Breaking the current system of single-union is the feature that stands out the most in the new law, which allows for union pluralism for the first time since 1957. Although the workers seized the right to independent labor unions, through struggle before the revolution (the success of the Real Estate Tax in 2008) and after (the subsequent independent organizations and their coalition under the Independent Federation of Egyptian Workers, as well as the emergence of other similar federations alongside), the absence of legal recognition of those union bodies remained a major obstacle to the unions fulfilling their role in defending the interest of their members.
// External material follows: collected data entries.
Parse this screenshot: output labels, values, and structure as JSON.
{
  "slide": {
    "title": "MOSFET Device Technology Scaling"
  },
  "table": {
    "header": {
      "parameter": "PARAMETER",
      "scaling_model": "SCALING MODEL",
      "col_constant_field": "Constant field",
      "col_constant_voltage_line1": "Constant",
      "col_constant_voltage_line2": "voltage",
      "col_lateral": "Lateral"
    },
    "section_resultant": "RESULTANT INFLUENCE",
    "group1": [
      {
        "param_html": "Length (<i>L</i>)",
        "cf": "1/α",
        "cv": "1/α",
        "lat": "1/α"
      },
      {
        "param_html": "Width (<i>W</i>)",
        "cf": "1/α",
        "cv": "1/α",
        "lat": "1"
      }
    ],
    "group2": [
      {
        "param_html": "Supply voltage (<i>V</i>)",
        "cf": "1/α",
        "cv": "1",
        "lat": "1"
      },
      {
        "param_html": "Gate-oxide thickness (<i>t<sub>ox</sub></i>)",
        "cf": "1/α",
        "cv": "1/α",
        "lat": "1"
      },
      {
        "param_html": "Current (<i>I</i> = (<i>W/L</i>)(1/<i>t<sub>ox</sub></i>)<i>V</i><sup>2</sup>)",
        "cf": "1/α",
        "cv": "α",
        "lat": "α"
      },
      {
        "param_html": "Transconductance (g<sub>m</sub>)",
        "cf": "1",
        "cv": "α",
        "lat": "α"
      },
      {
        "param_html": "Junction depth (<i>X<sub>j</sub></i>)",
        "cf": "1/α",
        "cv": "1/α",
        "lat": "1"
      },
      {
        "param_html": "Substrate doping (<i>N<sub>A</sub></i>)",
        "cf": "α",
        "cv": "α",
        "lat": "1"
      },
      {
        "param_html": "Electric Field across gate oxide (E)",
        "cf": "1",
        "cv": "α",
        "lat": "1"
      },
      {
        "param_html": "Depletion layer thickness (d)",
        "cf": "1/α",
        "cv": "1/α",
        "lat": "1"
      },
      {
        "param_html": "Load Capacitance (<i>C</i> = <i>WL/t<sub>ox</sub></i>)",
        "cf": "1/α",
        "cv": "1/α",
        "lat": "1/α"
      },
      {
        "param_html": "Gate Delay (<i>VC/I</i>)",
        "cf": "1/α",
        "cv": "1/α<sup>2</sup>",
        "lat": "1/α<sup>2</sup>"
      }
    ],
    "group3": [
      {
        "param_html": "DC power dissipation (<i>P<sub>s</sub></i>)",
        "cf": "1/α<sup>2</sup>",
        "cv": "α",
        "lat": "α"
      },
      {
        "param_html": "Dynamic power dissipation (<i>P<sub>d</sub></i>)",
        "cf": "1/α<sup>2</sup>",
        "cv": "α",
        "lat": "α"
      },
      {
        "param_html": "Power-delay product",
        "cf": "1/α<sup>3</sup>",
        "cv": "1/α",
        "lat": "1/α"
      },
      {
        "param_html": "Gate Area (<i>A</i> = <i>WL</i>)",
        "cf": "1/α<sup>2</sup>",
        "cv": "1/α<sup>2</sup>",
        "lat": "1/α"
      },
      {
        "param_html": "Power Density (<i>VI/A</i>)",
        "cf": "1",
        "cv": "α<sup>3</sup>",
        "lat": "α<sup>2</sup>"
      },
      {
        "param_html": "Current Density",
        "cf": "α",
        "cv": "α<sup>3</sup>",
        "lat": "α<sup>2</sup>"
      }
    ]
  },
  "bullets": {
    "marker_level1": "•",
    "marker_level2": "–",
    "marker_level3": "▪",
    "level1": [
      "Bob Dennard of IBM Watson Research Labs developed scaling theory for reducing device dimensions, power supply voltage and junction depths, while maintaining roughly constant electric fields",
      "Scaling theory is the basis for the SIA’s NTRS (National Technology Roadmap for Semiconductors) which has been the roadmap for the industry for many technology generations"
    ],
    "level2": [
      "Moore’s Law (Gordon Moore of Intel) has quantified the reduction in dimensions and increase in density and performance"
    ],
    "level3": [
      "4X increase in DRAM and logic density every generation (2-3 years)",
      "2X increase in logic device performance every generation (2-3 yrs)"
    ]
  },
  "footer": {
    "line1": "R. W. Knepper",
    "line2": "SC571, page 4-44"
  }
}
The Bill Came After Months Of Talks Involving The INd. Unionis, NGOs (Led By ECESR), & The Government, Future Will push For More Steps

In addition to granting the right of forming labor unions and federations solely by notifying the administrative body, the law refers the task of setting the internal bylaws to the bodies themselves, which allows greater flexibility and independence in deciding the organizational structure and functioning of the unions. Meanwhile, the law only imposes a few rules, specifically: the eligibility of membership in the Board of Directors (most importantly literacy), restrictions on referral to retirement and prevention of members holding any penalizing power in the workplace, and it assigns the General Assembly as the highest authority to lay out policy and oversee all affairs.

Perhaps the main weakness of the law is the provisional articles regarding the legalization of the standing trade unions; those articles are characterized with being too general and brief. The authorization process is referred to the respective minister, while the special status of the Egyptian Trade-Union Federation (ETUF) is neglected. As a result of being the only official labor organization during the last 3 decades, the ETUF received special privileges and placed under its disposal facilities originally founded for the service of workers. That’s why the text should have mentioned how those assets under exclusive ETUF control should be handled, while confronting the unfair competitive advantage this situation adds to the ETUF at the expense of other independent federations. All workers should benefit from those facilities; that was the original purpose of founding them.

Conclusion

The special significance of the new law, being considered an historical turning point in state-labor relations, does not mean it is sufficient on its own for fixing the accumulating crises in labor relations in Egypt. This law is but a factor within a complex picture of working class conditions. The working class long suffered during the previous decades, yet its struggle was decisive in the historic changes that took place since the revolution. The urgent need for amending the labor law counts as the next major demand for confronting the legislative disorder working in the favor of employers. Practically however, the essential determinant is the political will of the current regime in adjusting the policy of the Egyptian state so it is transformed into a neutral participant in the process of organizing labor relations and their management. Democratic and representative bodies for the workers are ineffective if the only tool for negotiating work conditions is blocked by state intervention and its security apparatus’ repression of strikes; the only available bargaining tool to push employers to the negotiations table.

In the end, the long and tiring road traveled by the workers to bring out the trade union freedom law to light reaffirms that the gains of the working class is not a grant by the state in a gesture of benevolence, rather it requires constant struggling, seizing and defending. This entails great responsibilities the unions must bear in the upcoming stage, especially those recently legitimized by this law. They have crossed a stage of struggling for survival and endurance, now they must aspire to be an effective actor in the public sphere and a tool for workers to realize their ambitions in a better life under the timeless goals of the January revolution: Bread, Freedom and Social Justice.